Business Day (Johannesburg)

South Africa: Teacher Welcomes Home Affairs Victory

Ernest Mabuza

22 December 2008


Johannesburg — ZIMBABWEAN teacher Zwelani Ncube expressed his relief at the weekend after a court ordered the government to issue him with a permit to work in SA.

The Grahamstown High Court ordered home affairs director-general Mavuso Msimang on Thursday to issue Ncube with a work permit within 30 days. It also ordered Home Affairs Minister Nosiviwe Mapisa-Nqakula and Msimang pay Ncube compensation of R16000 for the loss of salary, and the costs of the 11 two-hour taxi rides that Ncube took to the home affairs offices in Queenstown to apply for the permit.

Ncube said that with a work permit he could now apply for his job. The principal of the school that appointed him told him about the judgment.

"It has been a one-year-long struggle to get a work permit," Ncube said. A qualified teacher who came to SA because his pay in Zimbabwe was less than R150 a month, he spent more than nine months applying in vain for a work permit in SA.

Ncube applied for a job at the Molteno High School in Eastern Cape in November last year as there was no qualified South African applicant to fill the post.

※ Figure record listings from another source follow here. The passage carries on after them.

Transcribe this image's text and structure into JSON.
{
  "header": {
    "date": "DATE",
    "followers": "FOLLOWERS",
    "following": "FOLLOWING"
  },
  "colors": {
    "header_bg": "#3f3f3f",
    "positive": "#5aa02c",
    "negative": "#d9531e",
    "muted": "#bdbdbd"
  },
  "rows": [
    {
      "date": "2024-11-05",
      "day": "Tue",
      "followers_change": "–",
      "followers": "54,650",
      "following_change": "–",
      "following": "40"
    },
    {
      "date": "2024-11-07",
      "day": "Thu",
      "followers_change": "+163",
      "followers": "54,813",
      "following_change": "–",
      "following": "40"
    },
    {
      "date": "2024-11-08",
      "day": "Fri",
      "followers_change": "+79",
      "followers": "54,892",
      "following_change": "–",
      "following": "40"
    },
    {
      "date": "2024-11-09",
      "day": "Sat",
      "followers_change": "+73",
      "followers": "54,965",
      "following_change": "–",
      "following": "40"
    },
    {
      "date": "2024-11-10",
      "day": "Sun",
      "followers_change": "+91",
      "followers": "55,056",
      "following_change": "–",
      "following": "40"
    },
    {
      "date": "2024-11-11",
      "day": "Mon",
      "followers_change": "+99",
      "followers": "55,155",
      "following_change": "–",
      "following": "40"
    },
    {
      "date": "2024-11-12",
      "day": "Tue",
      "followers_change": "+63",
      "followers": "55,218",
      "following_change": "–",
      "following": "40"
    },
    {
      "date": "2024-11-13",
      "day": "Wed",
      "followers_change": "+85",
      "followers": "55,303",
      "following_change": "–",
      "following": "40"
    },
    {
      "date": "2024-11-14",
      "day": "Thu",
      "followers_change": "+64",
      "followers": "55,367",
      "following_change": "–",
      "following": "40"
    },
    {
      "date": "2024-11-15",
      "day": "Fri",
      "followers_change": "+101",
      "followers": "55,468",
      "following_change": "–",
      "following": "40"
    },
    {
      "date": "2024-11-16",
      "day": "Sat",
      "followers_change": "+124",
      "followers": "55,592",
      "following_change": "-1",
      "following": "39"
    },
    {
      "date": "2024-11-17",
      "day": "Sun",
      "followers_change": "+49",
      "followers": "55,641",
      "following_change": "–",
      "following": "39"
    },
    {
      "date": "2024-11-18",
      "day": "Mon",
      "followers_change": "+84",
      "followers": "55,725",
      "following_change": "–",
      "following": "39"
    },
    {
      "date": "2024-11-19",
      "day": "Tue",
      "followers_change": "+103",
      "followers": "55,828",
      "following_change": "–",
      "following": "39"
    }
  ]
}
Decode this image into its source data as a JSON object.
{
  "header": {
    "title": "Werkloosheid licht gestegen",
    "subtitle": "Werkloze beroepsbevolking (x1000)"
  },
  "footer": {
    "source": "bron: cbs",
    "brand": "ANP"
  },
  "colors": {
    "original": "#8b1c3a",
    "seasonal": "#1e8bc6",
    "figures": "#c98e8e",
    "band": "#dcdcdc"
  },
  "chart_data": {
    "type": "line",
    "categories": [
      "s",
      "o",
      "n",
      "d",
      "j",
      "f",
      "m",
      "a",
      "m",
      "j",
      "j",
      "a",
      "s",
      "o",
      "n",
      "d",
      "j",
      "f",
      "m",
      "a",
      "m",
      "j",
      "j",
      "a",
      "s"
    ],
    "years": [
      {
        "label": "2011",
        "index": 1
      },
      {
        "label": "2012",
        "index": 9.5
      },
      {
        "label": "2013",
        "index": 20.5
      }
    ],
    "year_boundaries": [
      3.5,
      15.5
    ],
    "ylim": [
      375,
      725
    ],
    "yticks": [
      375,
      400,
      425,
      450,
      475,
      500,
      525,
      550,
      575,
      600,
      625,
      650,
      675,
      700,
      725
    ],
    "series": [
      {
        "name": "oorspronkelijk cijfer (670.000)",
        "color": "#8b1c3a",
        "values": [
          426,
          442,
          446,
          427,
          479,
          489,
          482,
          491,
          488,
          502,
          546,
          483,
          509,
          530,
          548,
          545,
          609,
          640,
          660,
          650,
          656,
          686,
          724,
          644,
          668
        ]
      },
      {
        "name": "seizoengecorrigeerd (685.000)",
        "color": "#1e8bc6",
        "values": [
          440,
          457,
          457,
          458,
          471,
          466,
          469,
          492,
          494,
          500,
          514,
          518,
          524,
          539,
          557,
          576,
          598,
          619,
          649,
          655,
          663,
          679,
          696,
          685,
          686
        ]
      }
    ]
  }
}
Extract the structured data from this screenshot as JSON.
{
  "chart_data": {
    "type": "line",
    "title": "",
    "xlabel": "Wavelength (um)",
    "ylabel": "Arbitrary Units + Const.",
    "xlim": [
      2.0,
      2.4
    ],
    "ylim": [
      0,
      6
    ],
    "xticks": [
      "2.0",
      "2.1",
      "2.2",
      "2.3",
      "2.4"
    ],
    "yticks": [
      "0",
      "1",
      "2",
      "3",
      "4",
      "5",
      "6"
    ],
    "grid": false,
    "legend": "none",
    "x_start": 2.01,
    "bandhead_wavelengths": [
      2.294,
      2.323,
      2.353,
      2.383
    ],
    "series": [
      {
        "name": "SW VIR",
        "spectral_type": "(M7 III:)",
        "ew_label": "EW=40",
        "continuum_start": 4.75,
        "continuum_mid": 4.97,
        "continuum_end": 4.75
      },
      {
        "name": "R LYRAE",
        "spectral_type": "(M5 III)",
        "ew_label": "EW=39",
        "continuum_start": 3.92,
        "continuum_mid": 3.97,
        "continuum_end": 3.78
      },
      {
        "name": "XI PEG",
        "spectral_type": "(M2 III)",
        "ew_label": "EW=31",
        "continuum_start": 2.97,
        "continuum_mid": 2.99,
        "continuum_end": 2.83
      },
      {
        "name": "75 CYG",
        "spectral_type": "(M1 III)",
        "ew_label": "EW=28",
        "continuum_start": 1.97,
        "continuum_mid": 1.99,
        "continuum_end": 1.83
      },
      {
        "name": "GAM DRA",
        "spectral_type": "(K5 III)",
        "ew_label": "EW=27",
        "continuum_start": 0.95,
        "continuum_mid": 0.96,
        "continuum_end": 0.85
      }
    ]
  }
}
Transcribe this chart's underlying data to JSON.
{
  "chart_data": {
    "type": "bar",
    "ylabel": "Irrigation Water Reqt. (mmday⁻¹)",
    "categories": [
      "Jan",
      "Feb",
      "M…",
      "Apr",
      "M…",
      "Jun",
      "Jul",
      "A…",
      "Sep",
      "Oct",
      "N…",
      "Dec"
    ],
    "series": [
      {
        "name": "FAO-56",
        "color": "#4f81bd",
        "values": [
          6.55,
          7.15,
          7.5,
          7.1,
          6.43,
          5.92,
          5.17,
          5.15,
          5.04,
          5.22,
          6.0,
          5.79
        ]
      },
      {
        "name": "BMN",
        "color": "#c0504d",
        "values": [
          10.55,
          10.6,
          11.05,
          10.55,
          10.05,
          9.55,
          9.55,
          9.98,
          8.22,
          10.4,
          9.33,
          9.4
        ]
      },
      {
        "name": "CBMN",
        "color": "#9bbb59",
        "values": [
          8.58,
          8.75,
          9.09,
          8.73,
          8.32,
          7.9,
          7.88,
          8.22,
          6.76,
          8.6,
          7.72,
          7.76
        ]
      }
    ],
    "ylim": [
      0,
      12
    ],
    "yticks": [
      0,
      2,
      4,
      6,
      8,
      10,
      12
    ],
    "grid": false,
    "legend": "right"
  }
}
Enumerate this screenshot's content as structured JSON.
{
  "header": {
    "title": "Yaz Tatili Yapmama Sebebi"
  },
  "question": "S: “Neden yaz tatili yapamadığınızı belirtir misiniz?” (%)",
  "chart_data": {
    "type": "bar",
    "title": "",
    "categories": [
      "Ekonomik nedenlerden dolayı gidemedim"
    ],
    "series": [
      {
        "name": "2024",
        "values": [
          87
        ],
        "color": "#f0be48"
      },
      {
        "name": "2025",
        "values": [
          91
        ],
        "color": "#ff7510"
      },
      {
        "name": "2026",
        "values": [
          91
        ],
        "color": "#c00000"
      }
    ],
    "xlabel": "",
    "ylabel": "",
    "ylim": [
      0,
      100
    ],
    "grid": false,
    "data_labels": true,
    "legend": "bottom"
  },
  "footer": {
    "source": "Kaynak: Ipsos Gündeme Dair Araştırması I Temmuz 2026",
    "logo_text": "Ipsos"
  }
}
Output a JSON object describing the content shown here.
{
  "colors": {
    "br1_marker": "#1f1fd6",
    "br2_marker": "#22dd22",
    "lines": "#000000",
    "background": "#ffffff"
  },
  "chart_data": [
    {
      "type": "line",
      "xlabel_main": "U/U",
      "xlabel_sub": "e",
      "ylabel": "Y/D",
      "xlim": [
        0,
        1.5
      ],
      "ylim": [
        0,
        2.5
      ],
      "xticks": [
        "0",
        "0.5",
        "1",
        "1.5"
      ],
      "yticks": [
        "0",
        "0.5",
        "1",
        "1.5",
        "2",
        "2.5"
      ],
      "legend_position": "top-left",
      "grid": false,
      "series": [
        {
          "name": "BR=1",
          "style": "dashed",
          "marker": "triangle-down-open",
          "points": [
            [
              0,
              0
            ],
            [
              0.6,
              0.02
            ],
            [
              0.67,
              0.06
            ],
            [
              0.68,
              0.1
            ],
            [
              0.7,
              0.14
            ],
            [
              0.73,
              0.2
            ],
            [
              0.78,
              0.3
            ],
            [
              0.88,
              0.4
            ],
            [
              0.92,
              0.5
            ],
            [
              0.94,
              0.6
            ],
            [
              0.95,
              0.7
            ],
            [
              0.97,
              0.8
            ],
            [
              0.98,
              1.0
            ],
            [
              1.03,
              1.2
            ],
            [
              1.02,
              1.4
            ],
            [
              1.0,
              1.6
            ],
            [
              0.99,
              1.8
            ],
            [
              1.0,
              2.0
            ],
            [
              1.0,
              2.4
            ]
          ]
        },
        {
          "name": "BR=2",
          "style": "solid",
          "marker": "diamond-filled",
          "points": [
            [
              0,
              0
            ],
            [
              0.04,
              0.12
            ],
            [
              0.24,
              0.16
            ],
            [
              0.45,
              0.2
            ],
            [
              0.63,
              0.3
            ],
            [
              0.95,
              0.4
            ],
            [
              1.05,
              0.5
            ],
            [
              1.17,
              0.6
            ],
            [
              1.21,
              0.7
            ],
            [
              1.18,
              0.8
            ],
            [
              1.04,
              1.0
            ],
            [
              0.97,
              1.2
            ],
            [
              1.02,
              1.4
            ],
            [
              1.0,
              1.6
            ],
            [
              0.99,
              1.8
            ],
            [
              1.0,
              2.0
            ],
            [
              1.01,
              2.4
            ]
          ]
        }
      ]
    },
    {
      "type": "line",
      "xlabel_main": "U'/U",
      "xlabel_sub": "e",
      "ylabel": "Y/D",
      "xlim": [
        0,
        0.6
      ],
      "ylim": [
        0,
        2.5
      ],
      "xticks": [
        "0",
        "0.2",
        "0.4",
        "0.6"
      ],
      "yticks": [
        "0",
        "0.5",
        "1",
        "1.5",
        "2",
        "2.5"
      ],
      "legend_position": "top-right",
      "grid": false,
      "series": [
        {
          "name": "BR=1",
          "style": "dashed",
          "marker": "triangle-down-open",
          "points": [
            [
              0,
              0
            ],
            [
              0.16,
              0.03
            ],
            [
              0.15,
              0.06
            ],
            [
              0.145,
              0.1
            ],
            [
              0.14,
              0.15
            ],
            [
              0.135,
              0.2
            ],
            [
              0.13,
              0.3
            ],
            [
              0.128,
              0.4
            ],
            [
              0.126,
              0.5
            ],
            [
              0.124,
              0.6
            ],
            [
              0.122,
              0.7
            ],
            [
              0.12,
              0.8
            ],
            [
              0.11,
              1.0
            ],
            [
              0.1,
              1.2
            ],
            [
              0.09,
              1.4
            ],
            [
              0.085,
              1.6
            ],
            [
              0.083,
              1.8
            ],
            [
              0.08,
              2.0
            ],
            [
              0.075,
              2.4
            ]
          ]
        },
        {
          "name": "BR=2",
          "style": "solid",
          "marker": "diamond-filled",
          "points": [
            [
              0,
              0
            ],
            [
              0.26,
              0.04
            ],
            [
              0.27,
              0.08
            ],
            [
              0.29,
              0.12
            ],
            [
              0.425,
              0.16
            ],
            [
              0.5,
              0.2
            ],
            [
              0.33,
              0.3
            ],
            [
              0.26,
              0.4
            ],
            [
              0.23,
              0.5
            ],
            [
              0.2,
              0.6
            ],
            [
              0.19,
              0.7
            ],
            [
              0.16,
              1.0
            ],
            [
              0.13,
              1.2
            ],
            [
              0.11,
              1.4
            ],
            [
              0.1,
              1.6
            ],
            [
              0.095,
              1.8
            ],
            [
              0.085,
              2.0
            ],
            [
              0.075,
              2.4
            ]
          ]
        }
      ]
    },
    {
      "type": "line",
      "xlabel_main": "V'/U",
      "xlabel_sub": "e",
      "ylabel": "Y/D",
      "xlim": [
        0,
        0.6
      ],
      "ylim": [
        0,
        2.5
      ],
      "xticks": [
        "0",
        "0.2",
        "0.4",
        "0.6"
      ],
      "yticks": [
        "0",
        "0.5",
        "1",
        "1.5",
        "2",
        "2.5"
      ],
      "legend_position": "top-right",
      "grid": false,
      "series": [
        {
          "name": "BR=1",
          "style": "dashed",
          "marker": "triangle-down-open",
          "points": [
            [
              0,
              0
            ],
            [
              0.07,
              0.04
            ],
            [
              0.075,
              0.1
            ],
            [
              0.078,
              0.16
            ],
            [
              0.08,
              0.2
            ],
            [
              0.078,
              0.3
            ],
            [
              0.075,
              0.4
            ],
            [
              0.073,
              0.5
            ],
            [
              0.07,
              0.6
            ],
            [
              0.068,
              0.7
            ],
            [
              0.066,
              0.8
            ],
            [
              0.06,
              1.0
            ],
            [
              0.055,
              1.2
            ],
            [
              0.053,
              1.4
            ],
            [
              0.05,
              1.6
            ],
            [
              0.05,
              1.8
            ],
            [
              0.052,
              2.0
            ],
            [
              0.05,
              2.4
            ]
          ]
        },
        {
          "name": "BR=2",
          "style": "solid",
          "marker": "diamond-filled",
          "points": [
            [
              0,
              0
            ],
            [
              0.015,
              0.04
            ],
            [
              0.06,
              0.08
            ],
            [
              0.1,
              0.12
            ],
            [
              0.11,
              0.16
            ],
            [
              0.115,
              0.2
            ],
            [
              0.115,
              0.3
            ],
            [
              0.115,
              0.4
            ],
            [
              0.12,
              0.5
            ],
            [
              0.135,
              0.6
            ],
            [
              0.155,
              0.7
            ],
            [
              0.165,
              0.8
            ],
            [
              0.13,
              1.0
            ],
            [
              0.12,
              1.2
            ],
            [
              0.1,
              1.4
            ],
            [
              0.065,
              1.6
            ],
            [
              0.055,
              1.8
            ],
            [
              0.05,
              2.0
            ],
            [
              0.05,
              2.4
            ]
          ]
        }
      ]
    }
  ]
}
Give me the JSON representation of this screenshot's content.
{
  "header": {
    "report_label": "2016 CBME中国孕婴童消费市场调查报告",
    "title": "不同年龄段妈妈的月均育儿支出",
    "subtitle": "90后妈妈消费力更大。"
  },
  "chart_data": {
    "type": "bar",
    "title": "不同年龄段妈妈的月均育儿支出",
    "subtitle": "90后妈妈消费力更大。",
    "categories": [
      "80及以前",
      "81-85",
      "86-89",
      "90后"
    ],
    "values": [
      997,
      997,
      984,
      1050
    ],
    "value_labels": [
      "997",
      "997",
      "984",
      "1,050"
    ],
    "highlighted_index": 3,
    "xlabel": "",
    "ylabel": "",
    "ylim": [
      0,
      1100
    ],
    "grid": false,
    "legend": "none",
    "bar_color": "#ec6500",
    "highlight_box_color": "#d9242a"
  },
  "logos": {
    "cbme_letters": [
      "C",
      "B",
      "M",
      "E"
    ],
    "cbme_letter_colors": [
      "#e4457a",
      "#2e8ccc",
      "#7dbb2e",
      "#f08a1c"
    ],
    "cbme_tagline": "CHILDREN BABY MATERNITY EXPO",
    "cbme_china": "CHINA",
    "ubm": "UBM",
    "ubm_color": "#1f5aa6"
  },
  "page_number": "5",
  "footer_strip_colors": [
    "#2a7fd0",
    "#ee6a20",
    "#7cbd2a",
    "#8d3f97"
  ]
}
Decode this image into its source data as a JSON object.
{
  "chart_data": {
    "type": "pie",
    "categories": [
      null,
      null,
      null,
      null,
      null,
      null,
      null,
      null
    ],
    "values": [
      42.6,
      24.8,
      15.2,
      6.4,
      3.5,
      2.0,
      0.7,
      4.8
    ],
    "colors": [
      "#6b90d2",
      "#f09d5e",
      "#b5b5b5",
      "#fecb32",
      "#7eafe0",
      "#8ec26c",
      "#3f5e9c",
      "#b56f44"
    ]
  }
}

The school's letter of appointment in December said that Ncube would be employed from January this year.

When Ncube arrived in SA in November last year, he had only a visitor's permit, which did not allow him to work.

Ncube made several visits to the department of home affairs's Queenstown district office between December and August this year without getting any assistance.

When his application for a work permit was turned down in September, he appealed against the decision. When no reply came from the department, Ncube launched an application asking that the court direct the department to issue him with a work permit. The case was heard on November 20.

Two days after the matter was heard last month, Msimang dismissed Ncube's appeal.

Judge Lusindiso Pakade said the delays of more than six months by the department before the decision to refuse Ncube a work permit and the delaying tactics of the home affairs officials were exceptional circumstances that justified the court's interference with the discretion of the minister and to substitute her decision.

Pakade said there was no need for Ncube's lawyers, the Legal Resources Centre, to launch another application to review and set aside Msimang's decision of November 22 to dismiss Ncube's appeal.

"The application for review is an illustrious example of litigation (that) was instituted for the purpose of simply abusing the due process of the law, and there is no reason why the court should not show its displeasure for such a conduct by a punitive costs order against attorneys of record."

Pakade was also not happy with the conduct of Ncube's attorney who called the judge on November 24, asking when she should expect judgment to be delivered as Ncube's position would be advertised on November 27.

"I was unpleasantly surprised by that unprecedented attitude shown to this court, and I raised an objection to it."

Pakade said the attorney knew already she had interrupted the judgment by bringing in an application for review on the purported urgency which was not explained in court papers. "That conduct borders on interference with the proper functioning of the courts and should be deprecated."